The GARDENA gardening expert
Dear Mr. S., the ivy will cause little to only minor damage to your tree. First of all, the ivy only makes use of the tree as a climbing frame, and is not a parasite like mistletoe, for example. This means that the ivy roots do not penerate into the tree and remove any nutrients.
However, the following can happen:
1. After all these years, the ivy achieves a significant weight. Therefore, your apple tree should have had a classic crown growth with well-formed, powerful bearing branches, in order for it to carry the weight of the ivy even during wet weather or under snow. In general, it should cause no problems. However, branches will break if they become rotten.
2. It is important not to let the ivy climb out over the roof canopy of the apple tree. Only when the ivy cuts the leaves of the apple tree off from the light does a competition arise between the two plants.
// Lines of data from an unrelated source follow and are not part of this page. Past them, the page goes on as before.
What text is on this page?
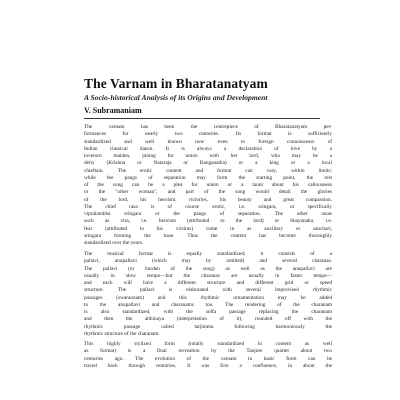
The Varnam in Bharatanatyam
A Socio-historical Analysis of its Origins and Development
V. Subramaniam
The varnam has been the centrepiece of Bharatanatyam per-
formances for nearly two centuries. Its format is sufficiently
standardized and well known now even to foreign connoisseurs of
Indian classical dance. It is always a declaration of love by a
lovelorn maiden, pining for union with her lord, who may be a
deity (Krishna or Nataraja or Ranganatha) or a king or a local
chieftain. The erotic content and format can vary, within limits:
while the pangs of separation may form the starting point, the rest
of the song can be a plea for union or a taunt about his callousness
or the "other woman", and part of the song would detail the glories
of the lord, his heroism, victories, his beauty and great compassion.
The chief rasa is of course erotic, i.e. sringara, or specifically
vipralambha sringara or the pangs of separation. The other rasas
such as vira, i.e. heroism (attributed to the lord) or bhayanaka, i.e.
fear (attributed to his victims) come in as auxiliary or sanchari,
sringara forming the base. Thus the content has become thoroughly
standardized over the years.
The musical format is equally standardized; it consists of a
pallavi, anupallavi (which may by omitted) and several charanas.
The pallavi (or burden of the song) as well as the anupallavi are
usually in slow tempo—but the charanas are usually in faster tempo—
and each will have a different structure and different grid or speed
structure. The pallavi is elaborated with several improvised rhythmic
passages (swaraonam) and this rhythmic ornamentation may be added
to the anupallavi and charanams too. The rendering of the charanam
is also standardized, with the solfa passage replacing the charanam
and then the abhinaya (interpretation of it), rounded off with the
rhythmic passage called tatjimmu following harmoniously the
rhythmic structure of the charanam.
This highly stylized form (totally standardized in content as well
as format) is a final recreation by the Tanjore quartet about two
centuries ago. The evolution of the varnam in basic form can be
traced back through centuries. It was first a confluence, in about the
As long as the ivy's position does not damage the tree, which seldom happens, we can consider the interaction of the two plants as an ecological enrichment. The roof canopy provides sanctuary for numerous insects and nesting places for birds. In addition, the ivy flowers in late autumn provide bees with an extra source of nectar, and blackbirds love to eat the mature fruit of old ivy when times are hard in late winter. These green oases of rest in winter, when most other plants lose their leaves, are also pleasant for us to look at.